When is the right time to file suit in a business dispute? It depends on a number of factors. Filing a lawsuit is a drastic remedy and as a general rule alternatives should be pursued first. However, that is not always possible. Sometimes the matter at hand is an emergency and it is essential to get into court to seek an emergency remedy, such as a temporary restraining order. Other times, the statute of limitations may be rapidly approaching, such that you simply cannot wait any longer to file suit. In still other situations, there may be a strategic benefit to racing to the courthouse before your adversary gets there first.
But in the majority of circumstances, suit should not be filed until after you have notified your adversary of your potential claims and your intention to file suit if those claims are not satisfactorily addressed. This may take the form of a demand letter, a cease and desist letter, or a request for information or a meeting. Regardless of the form, you want to clearly lay out the factual and legal issues and give your adversary an opportunity to respond. Generally, you should put a deadline on the response, and that deadline should not be unreasonable.

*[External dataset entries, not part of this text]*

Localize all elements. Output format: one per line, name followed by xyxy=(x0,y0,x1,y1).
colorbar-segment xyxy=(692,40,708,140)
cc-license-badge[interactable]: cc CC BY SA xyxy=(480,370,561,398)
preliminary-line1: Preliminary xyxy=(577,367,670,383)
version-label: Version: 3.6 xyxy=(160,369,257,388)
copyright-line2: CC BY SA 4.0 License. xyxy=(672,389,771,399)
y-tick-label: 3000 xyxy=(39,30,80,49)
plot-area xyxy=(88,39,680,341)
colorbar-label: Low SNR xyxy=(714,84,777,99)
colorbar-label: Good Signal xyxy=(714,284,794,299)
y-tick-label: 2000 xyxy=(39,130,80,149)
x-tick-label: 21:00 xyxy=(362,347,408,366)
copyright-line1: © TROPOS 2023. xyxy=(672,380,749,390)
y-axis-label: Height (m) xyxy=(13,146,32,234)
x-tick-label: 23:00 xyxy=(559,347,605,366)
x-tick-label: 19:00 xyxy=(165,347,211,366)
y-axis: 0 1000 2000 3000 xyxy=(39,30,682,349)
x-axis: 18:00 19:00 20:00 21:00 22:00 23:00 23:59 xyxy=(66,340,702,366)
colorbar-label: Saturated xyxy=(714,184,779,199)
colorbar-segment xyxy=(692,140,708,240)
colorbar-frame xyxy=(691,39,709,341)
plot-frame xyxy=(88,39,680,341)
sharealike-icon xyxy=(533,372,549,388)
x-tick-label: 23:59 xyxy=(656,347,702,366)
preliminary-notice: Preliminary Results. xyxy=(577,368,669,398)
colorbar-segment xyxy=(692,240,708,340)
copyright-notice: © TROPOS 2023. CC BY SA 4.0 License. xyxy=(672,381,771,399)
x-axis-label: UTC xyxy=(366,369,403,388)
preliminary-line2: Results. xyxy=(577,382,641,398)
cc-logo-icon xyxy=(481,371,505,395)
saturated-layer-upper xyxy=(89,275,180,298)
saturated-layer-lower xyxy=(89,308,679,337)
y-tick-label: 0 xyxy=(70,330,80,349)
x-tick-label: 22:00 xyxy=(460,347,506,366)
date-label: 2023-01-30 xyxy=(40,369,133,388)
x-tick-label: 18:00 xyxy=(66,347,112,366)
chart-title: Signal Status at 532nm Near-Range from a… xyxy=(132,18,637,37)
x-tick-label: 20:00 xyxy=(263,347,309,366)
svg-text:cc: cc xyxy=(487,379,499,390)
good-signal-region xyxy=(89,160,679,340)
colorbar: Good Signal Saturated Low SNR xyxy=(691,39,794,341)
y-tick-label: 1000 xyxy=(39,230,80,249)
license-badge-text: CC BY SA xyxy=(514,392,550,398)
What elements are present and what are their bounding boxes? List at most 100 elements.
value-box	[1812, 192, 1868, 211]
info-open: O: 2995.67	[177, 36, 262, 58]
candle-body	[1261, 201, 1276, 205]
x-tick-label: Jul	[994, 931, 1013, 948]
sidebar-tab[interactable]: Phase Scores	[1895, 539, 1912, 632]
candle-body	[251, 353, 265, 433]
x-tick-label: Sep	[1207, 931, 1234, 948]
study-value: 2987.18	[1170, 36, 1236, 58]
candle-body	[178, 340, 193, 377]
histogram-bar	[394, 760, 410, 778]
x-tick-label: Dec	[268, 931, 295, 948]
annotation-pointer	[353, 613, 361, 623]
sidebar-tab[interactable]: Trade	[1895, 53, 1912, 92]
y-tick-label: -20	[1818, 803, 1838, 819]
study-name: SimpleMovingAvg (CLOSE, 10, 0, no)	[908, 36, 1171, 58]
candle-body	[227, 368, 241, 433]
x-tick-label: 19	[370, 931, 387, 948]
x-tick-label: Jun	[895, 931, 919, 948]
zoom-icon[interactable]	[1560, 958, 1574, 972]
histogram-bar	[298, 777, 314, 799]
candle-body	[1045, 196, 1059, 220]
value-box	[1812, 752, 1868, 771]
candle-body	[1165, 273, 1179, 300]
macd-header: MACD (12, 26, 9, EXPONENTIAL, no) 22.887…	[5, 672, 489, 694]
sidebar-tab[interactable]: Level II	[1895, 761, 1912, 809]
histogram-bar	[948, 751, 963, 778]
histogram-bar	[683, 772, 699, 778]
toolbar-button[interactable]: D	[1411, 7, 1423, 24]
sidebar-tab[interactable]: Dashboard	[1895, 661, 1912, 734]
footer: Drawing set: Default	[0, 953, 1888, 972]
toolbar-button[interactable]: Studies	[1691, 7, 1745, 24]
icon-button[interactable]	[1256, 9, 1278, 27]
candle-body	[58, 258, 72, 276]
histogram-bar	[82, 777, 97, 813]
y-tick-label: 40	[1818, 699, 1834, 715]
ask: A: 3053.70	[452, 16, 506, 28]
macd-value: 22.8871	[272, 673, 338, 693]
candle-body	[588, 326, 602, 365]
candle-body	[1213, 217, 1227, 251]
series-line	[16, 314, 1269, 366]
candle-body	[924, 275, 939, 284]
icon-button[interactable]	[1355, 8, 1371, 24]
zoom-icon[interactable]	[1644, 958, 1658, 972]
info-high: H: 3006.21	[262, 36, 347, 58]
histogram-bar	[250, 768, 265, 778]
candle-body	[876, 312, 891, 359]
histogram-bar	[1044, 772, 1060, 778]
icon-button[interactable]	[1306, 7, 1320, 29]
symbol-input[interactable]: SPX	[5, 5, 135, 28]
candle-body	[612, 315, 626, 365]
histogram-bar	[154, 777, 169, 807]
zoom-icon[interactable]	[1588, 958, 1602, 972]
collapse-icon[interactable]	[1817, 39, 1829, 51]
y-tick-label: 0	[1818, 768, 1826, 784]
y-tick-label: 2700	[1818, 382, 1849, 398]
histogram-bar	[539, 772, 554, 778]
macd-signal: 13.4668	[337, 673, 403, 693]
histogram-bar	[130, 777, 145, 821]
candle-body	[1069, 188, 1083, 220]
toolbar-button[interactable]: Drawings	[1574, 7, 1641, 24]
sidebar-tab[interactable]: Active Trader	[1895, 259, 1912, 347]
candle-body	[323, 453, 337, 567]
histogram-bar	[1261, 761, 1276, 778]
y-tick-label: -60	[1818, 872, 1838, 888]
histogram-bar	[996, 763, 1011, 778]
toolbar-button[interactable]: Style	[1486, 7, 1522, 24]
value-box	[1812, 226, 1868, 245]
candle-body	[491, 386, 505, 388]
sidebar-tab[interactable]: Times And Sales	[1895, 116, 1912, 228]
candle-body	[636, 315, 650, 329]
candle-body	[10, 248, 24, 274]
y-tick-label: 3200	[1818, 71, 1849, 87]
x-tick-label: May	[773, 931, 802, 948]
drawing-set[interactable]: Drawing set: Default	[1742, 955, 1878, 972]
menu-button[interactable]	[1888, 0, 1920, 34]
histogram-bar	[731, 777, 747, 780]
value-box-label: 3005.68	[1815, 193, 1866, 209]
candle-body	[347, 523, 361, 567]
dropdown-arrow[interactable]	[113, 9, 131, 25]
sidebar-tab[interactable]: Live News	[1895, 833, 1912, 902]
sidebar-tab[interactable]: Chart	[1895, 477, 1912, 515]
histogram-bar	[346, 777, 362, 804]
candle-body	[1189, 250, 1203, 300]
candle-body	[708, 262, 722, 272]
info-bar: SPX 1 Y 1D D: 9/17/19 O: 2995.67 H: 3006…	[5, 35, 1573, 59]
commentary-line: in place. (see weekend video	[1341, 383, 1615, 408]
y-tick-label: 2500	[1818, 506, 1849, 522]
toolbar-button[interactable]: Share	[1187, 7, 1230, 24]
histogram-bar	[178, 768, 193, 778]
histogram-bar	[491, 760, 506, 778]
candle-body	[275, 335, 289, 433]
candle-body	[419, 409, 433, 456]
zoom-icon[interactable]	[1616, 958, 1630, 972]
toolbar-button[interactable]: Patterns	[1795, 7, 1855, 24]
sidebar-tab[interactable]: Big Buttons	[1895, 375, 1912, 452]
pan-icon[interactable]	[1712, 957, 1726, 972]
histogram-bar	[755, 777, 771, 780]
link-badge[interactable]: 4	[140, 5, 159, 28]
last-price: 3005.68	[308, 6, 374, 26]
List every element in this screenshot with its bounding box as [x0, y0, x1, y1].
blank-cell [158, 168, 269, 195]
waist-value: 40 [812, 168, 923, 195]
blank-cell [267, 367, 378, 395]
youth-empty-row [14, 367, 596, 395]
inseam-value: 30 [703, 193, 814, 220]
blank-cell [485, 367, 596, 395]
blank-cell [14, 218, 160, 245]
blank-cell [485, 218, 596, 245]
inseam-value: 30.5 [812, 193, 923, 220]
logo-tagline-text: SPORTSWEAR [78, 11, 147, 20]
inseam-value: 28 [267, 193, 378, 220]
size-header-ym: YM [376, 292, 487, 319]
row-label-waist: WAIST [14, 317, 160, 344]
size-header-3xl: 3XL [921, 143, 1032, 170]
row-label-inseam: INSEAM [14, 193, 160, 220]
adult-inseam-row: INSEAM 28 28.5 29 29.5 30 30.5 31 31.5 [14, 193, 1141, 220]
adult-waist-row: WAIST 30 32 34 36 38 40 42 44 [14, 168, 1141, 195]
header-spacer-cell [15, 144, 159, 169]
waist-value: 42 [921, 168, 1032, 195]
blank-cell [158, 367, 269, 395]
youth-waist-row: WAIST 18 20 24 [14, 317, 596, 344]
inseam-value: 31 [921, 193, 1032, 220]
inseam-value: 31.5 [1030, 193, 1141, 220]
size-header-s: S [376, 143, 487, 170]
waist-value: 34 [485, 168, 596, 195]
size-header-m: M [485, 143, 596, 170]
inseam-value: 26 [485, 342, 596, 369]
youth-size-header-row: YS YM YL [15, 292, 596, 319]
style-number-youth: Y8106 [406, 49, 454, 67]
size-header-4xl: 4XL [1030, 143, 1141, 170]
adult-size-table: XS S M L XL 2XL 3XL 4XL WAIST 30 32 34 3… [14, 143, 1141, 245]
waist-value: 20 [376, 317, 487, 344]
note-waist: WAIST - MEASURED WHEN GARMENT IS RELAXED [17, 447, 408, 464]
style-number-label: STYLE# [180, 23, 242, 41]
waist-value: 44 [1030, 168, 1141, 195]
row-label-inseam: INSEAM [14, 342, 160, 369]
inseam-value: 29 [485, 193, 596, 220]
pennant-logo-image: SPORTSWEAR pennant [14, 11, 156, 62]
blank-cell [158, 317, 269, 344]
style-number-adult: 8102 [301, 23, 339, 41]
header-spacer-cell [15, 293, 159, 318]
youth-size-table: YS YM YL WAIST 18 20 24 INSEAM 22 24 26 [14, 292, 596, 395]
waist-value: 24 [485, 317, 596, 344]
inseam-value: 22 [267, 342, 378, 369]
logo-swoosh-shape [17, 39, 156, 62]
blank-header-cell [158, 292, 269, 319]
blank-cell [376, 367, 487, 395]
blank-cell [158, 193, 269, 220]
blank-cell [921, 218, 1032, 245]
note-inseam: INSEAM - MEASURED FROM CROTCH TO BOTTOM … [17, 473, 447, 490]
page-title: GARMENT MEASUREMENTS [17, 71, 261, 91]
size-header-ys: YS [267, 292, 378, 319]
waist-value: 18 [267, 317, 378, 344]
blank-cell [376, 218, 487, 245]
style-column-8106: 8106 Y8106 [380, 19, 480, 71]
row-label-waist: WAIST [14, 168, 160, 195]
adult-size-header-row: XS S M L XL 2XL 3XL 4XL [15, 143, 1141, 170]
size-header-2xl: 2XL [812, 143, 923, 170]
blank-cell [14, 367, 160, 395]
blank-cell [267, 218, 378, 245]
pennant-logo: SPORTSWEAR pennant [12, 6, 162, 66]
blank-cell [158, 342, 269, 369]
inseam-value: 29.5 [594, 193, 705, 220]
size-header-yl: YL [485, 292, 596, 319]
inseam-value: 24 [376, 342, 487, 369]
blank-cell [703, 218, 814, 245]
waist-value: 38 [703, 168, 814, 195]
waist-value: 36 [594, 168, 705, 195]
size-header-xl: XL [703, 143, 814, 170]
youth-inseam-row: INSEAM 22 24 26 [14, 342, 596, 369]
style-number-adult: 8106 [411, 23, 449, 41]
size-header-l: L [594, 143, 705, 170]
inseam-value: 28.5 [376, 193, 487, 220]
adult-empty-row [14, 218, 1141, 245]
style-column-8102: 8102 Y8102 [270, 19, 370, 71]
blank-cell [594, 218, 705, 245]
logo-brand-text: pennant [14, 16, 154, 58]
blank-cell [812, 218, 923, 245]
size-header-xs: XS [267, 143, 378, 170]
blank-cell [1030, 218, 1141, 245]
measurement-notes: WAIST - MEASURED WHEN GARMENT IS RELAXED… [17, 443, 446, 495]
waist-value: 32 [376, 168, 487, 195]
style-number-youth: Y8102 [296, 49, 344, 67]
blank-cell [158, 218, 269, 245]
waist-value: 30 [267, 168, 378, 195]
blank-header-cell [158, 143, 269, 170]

What is accomplished by doing this? Several things. First, some cases can be settled and litigation avoided. More often, the case will not be settled, but the issues may be clarified and/or simplified as a result of a dialog with your adversary. Even in those cases where it becomes immediately obvious that a settlement is not forthcoming with a lawsuit being filed, I usually learn some information (factual or strategic) that I am able to put to use when drafting the lawsuit.